I personally feel that, at least for this year, the Bailey Oratorical has lost a bit of the insight-providing novelty that I’ve come to expect from it. No fault of the speakers of course, but it was disturbing to not really see any speech that really went against our community ideology. Honestly, I didn’t feel challenged at all this year. I guess part of that makes me wish I had tried out this year, but the other part makes me wonder what the preliminary speeches were. I sincerely wish I could see the 42 other speeches that were cut for whatever reason.

If those speeches didn’t make it to the final because they didn’t conform to some stupid format or if the residual message wasn’t as clear — I don’t give a flying fuck about it. Insight is insight and knowledge is knowledge. If someone has something to say I really have little interest in hearing the filtered down version of passion. I think if anything, the Bailey needs to be modernized — no winners and no prize money.
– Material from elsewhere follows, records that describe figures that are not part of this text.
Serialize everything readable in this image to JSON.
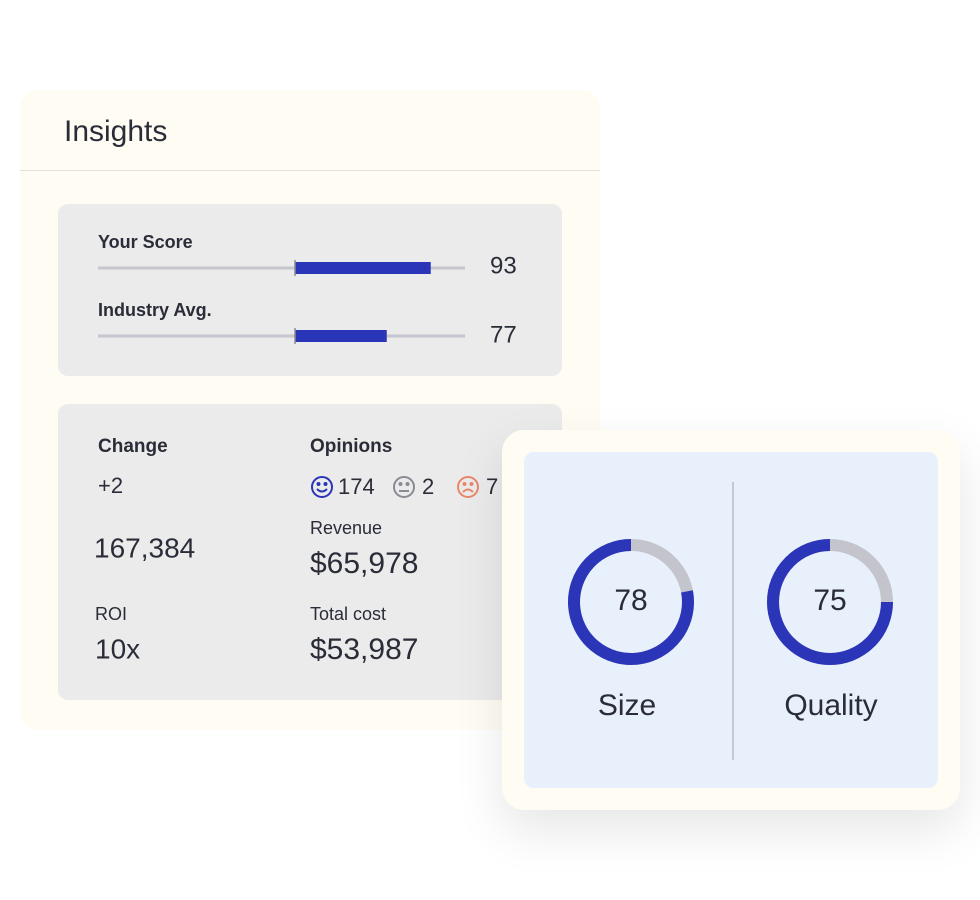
{
  "header": {
    "title": "Insights"
  },
  "scores": [
    {
      "label": "Your Score",
      "value": 93
    },
    {
      "label": "Industry Avg.",
      "value": 77
    }
  ],
  "stats": {
    "change": {
      "label": "Change",
      "value": "+2"
    },
    "total": "167,384",
    "roi": {
      "label": "ROI",
      "value": "10x"
    },
    "opinions": {
      "label": "Opinions",
      "positive": 174,
      "neutral": 2,
      "negative": 7
    },
    "revenue": {
      "label": "Revenue",
      "value": "$65,978"
    },
    "total_cost": {
      "label": "Total cost",
      "value": "$53,987"
    }
  },
  "donuts": [
    {
      "label": "Size",
      "value": 78
    },
    {
      "label": "Quality",
      "value": 75
    }
  ]
}
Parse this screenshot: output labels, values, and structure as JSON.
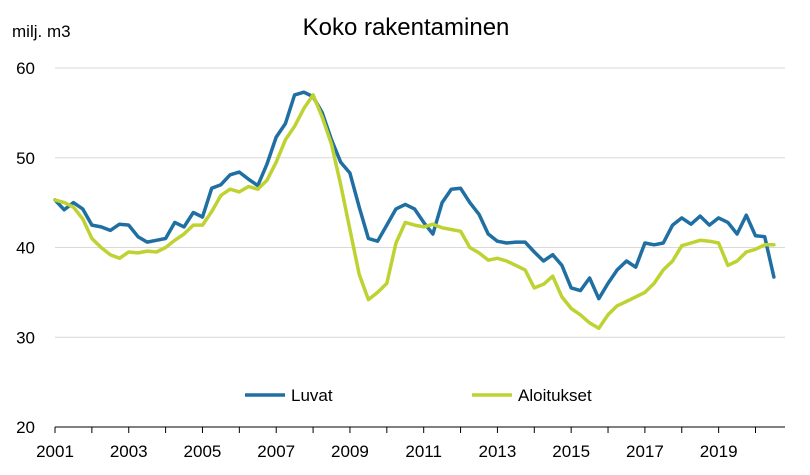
{
  "chart_data": {
    "type": "line",
    "title": "Koko rakentaminen",
    "ylabel": "milj. m3",
    "xlabel": "",
    "xlim": [
      2001.0,
      2020.8
    ],
    "ylim": [
      20,
      60
    ],
    "x_ticks": [
      "2001",
      "2003",
      "2005",
      "2007",
      "2009",
      "2011",
      "2013",
      "2015",
      "2017",
      "2019"
    ],
    "y_ticks": [
      "20",
      "30",
      "40",
      "50",
      "60"
    ],
    "grid": "horizontal",
    "legend_position": "bottom",
    "series": [
      {
        "name": "Luvat",
        "color": "#1f6fa3",
        "x": [
          2001.0,
          2001.25,
          2001.5,
          2001.75,
          2002.0,
          2002.25,
          2002.5,
          2002.75,
          2003.0,
          2003.25,
          2003.5,
          2003.75,
          2004.0,
          2004.25,
          2004.5,
          2004.75,
          2005.0,
          2005.25,
          2005.5,
          2005.75,
          2006.0,
          2006.25,
          2006.5,
          2006.75,
          2007.0,
          2007.25,
          2007.5,
          2007.75,
          2008.0,
          2008.25,
          2008.5,
          2008.75,
          2009.0,
          2009.25,
          2009.5,
          2009.75,
          2010.0,
          2010.25,
          2010.5,
          2010.75,
          2011.0,
          2011.25,
          2011.5,
          2011.75,
          2012.0,
          2012.25,
          2012.5,
          2012.75,
          2013.0,
          2013.25,
          2013.5,
          2013.75,
          2014.0,
          2014.25,
          2014.5,
          2014.75,
          2015.0,
          2015.25,
          2015.5,
          2015.75,
          2016.0,
          2016.25,
          2016.5,
          2016.75,
          2017.0,
          2017.25,
          2017.5,
          2017.75,
          2018.0,
          2018.25,
          2018.5,
          2018.75,
          2019.0,
          2019.25,
          2019.5,
          2019.75,
          2020.0,
          2020.25,
          2020.5
        ],
        "values": [
          45.3,
          44.2,
          45.0,
          44.3,
          42.5,
          42.3,
          41.9,
          42.6,
          42.5,
          41.2,
          40.6,
          40.8,
          41.0,
          42.8,
          42.3,
          43.9,
          43.4,
          46.6,
          47.0,
          48.1,
          48.4,
          47.6,
          46.9,
          49.3,
          52.3,
          53.8,
          57.0,
          57.3,
          56.8,
          55.0,
          52.0,
          49.5,
          48.3,
          44.5,
          41.0,
          40.7,
          42.5,
          44.3,
          44.8,
          44.3,
          42.8,
          41.5,
          45.0,
          46.5,
          46.6,
          45.0,
          43.7,
          41.5,
          40.7,
          40.5,
          40.6,
          40.6,
          39.5,
          38.5,
          39.2,
          38.0,
          35.5,
          35.2,
          36.6,
          34.3,
          36.0,
          37.5,
          38.5,
          37.8,
          40.5,
          40.3,
          40.5,
          42.5,
          43.3,
          42.6,
          43.5,
          42.5,
          43.3,
          42.8,
          41.5,
          43.6,
          41.3,
          41.2,
          36.7
        ]
      },
      {
        "name": "Aloitukset",
        "color": "#bed232",
        "x": [
          2001.0,
          2001.25,
          2001.5,
          2001.75,
          2002.0,
          2002.25,
          2002.5,
          2002.75,
          2003.0,
          2003.25,
          2003.5,
          2003.75,
          2004.0,
          2004.25,
          2004.5,
          2004.75,
          2005.0,
          2005.25,
          2005.5,
          2005.75,
          2006.0,
          2006.25,
          2006.5,
          2006.75,
          2007.0,
          2007.25,
          2007.5,
          2007.75,
          2008.0,
          2008.25,
          2008.5,
          2008.75,
          2009.0,
          2009.25,
          2009.5,
          2009.75,
          2010.0,
          2010.25,
          2010.5,
          2010.75,
          2011.0,
          2011.25,
          2011.5,
          2011.75,
          2012.0,
          2012.25,
          2012.5,
          2012.75,
          2013.0,
          2013.25,
          2013.5,
          2013.75,
          2014.0,
          2014.25,
          2014.5,
          2014.75,
          2015.0,
          2015.25,
          2015.5,
          2015.75,
          2016.0,
          2016.25,
          2016.5,
          2016.75,
          2017.0,
          2017.25,
          2017.5,
          2017.75,
          2018.0,
          2018.25,
          2018.5,
          2018.75,
          2019.0,
          2019.25,
          2019.5,
          2019.75,
          2020.0,
          2020.25,
          2020.5
        ],
        "values": [
          45.3,
          45.0,
          44.5,
          43.2,
          41.0,
          40.0,
          39.2,
          38.8,
          39.5,
          39.4,
          39.6,
          39.5,
          40.0,
          40.8,
          41.5,
          42.5,
          42.5,
          44.0,
          45.8,
          46.5,
          46.2,
          46.8,
          46.5,
          47.5,
          49.5,
          52.0,
          53.5,
          55.5,
          57.0,
          54.5,
          51.5,
          47.0,
          42.0,
          37.0,
          34.2,
          35.0,
          36.0,
          40.5,
          42.8,
          42.5,
          42.3,
          42.6,
          42.2,
          42.0,
          41.8,
          40.0,
          39.4,
          38.6,
          38.8,
          38.5,
          38.0,
          37.5,
          35.5,
          35.9,
          36.8,
          34.5,
          33.2,
          32.5,
          31.6,
          31.0,
          32.5,
          33.5,
          34.0,
          34.5,
          35.0,
          36.0,
          37.5,
          38.5,
          40.2,
          40.5,
          40.8,
          40.7,
          40.5,
          38.0,
          38.5,
          39.5,
          39.8,
          40.3,
          40.3
        ]
      }
    ]
  }
}
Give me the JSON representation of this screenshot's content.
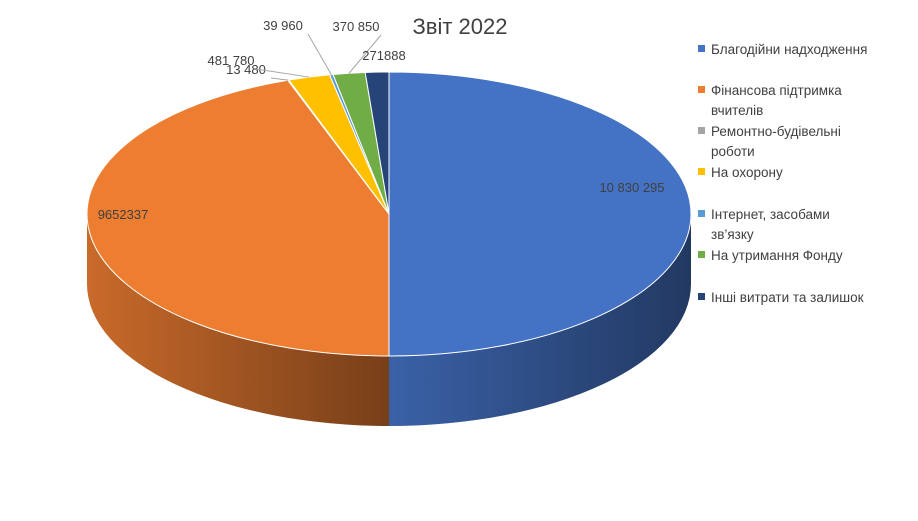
{
  "chart_data": {
    "type": "pie",
    "title": "Звіт 2022",
    "legend_position": "right",
    "slices": [
      {
        "name": "Благодійни надходження",
        "value": 10830295,
        "label": "10 830 295",
        "color": "#4472c4"
      },
      {
        "name": "Фінансова підтримка вчителів",
        "value": 9652337,
        "label": "9652337",
        "color": "#ed7d31"
      },
      {
        "name": "Ремонтно-будівельні роботи",
        "value": 13480,
        "label": "13 480",
        "color": "#a5a5a5"
      },
      {
        "name": "На охорону",
        "value": 481780,
        "label": "481 780",
        "color": "#ffc000"
      },
      {
        "name": "Інтернет, засобами зв’язку",
        "value": 39960,
        "label": "39 960",
        "color": "#5b9bd5"
      },
      {
        "name": "На утримання Фонду",
        "value": 370850,
        "label": "370 850",
        "color": "#70ad47"
      },
      {
        "name": "Інші витрати та залишок",
        "value": 271888,
        "label": "271888",
        "color": "#264478"
      }
    ]
  }
}
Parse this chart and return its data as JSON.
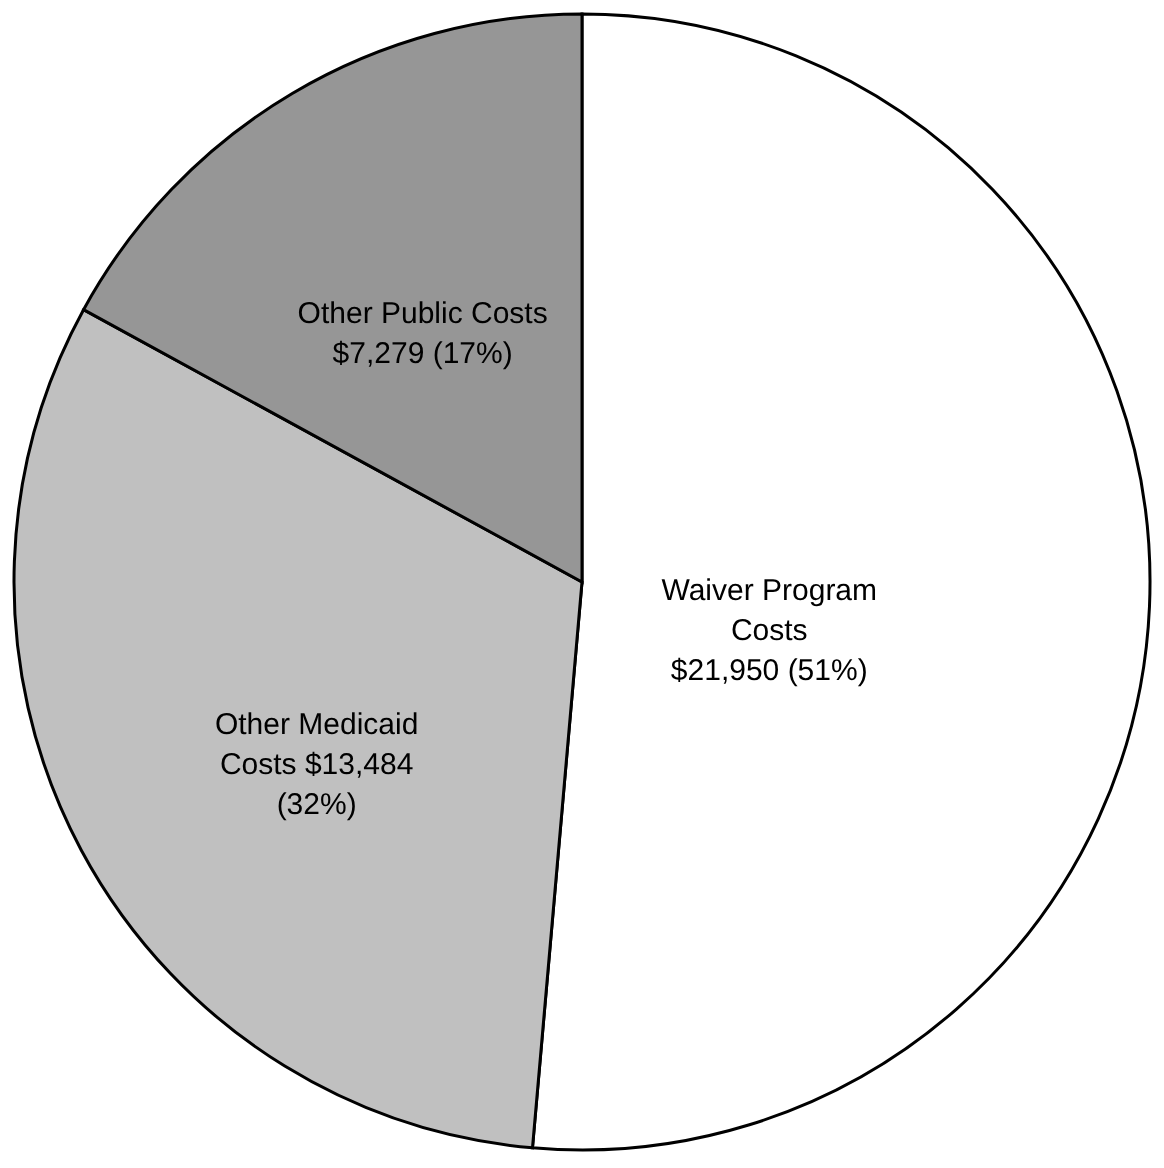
{
  "chart_data": {
    "type": "pie",
    "categories": [
      "Waiver Program Costs",
      "Other Medicaid Costs",
      "Other Public Costs"
    ],
    "values": [
      21950,
      13484,
      7279
    ],
    "value_labels": [
      "$21,950 (51%)",
      "$13,484 (32%)",
      "$7,279 (17%)"
    ],
    "colors": [
      "#ffffff",
      "#c0c0c0",
      "#969696"
    ],
    "legend": false
  }
}
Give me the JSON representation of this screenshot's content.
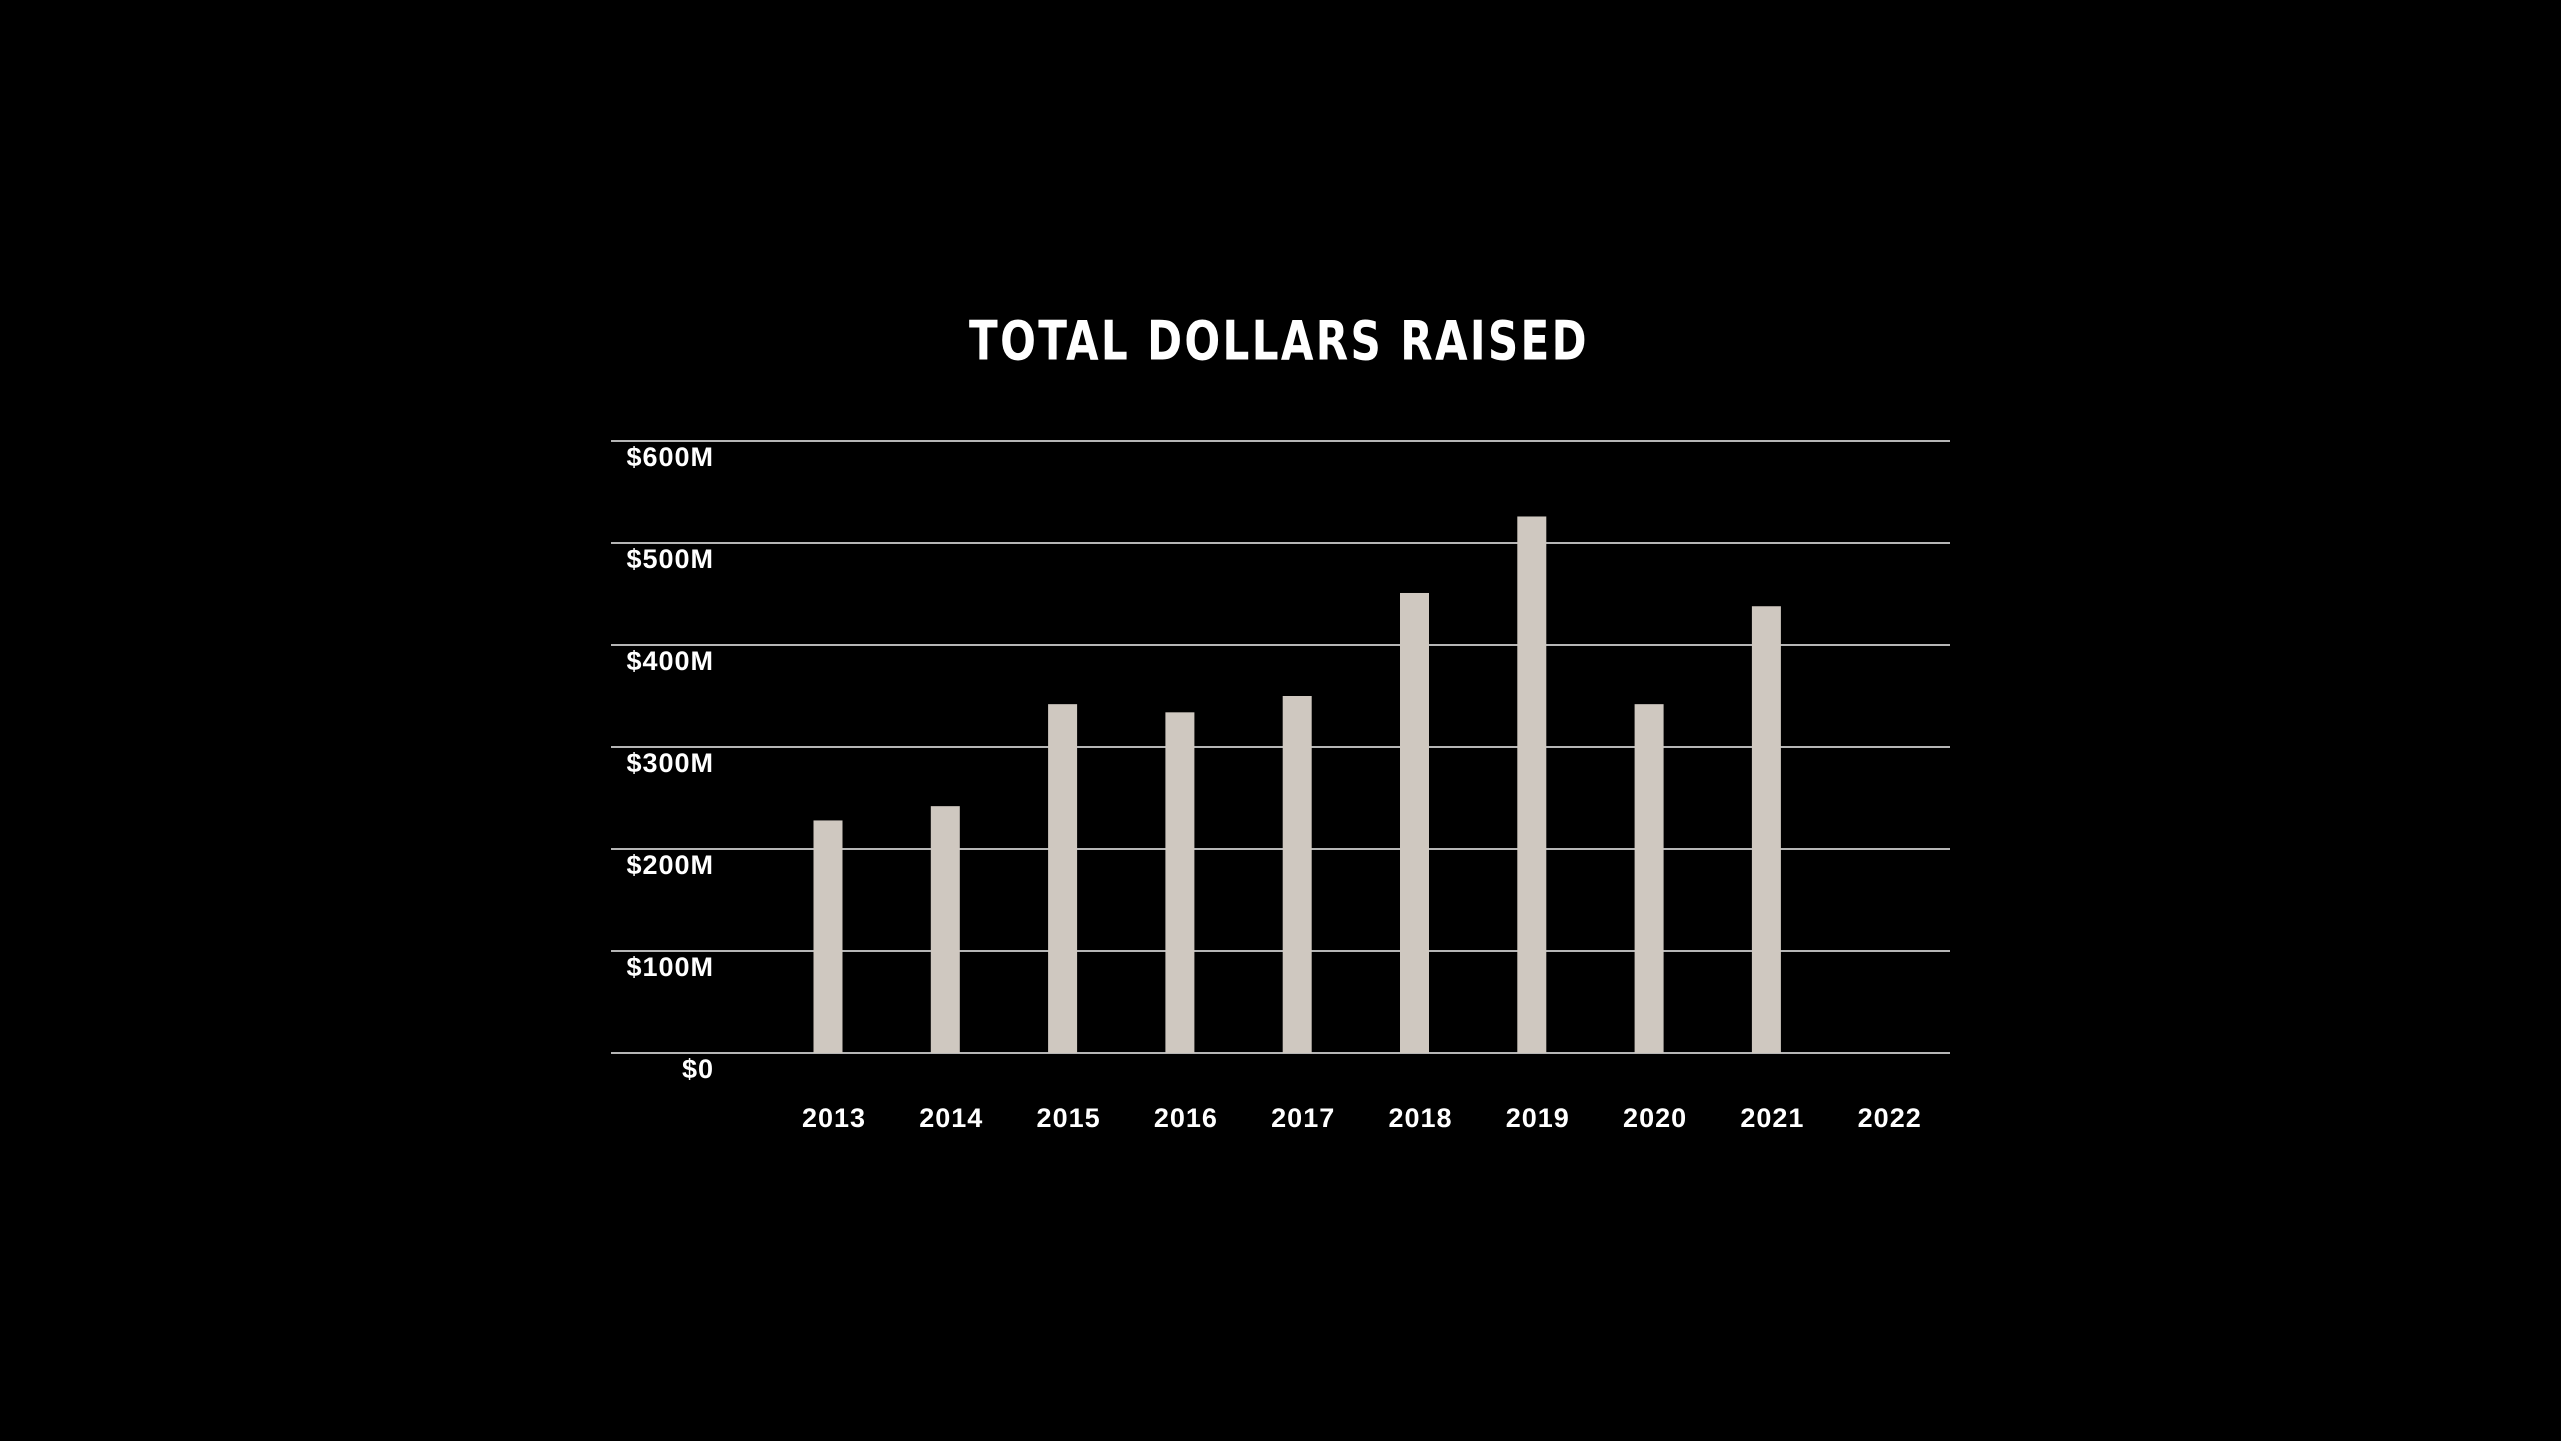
{
  "chart_data": {
    "type": "bar",
    "title": "TOTAL DOLLARS RAISED",
    "categories": [
      "2013",
      "2014",
      "2015",
      "2016",
      "2017",
      "2018",
      "2019",
      "2020",
      "2021",
      "2022"
    ],
    "values": [
      228,
      242,
      342,
      334,
      350,
      451,
      526,
      342,
      438,
      null
    ],
    "color": "#cfc8c0",
    "ylim": [
      0,
      600
    ],
    "yticks": [
      {
        "value": 0,
        "label": "$0"
      },
      {
        "value": 100,
        "label": "$100M"
      },
      {
        "value": 200,
        "label": "$200M"
      },
      {
        "value": 300,
        "label": "$300M"
      },
      {
        "value": 400,
        "label": "$400M"
      },
      {
        "value": 500,
        "label": "$500M"
      },
      {
        "value": 600,
        "label": "$600M"
      }
    ],
    "grid": true
  }
}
We are changing and shaping our ideas to win; not to share and disperse knowledge in the spirit of scholarly debate.

Did anyone else have a problem with this? Am I crazy? I definitely felt crazy this year and I know at least a few people were worried about participating this year for “the fear of getting cancelled.” How stupid is that? A college has a tradition of free speech that subtly intimidates its participants into either backing out or using euphemisms to say what they truly feel. Help.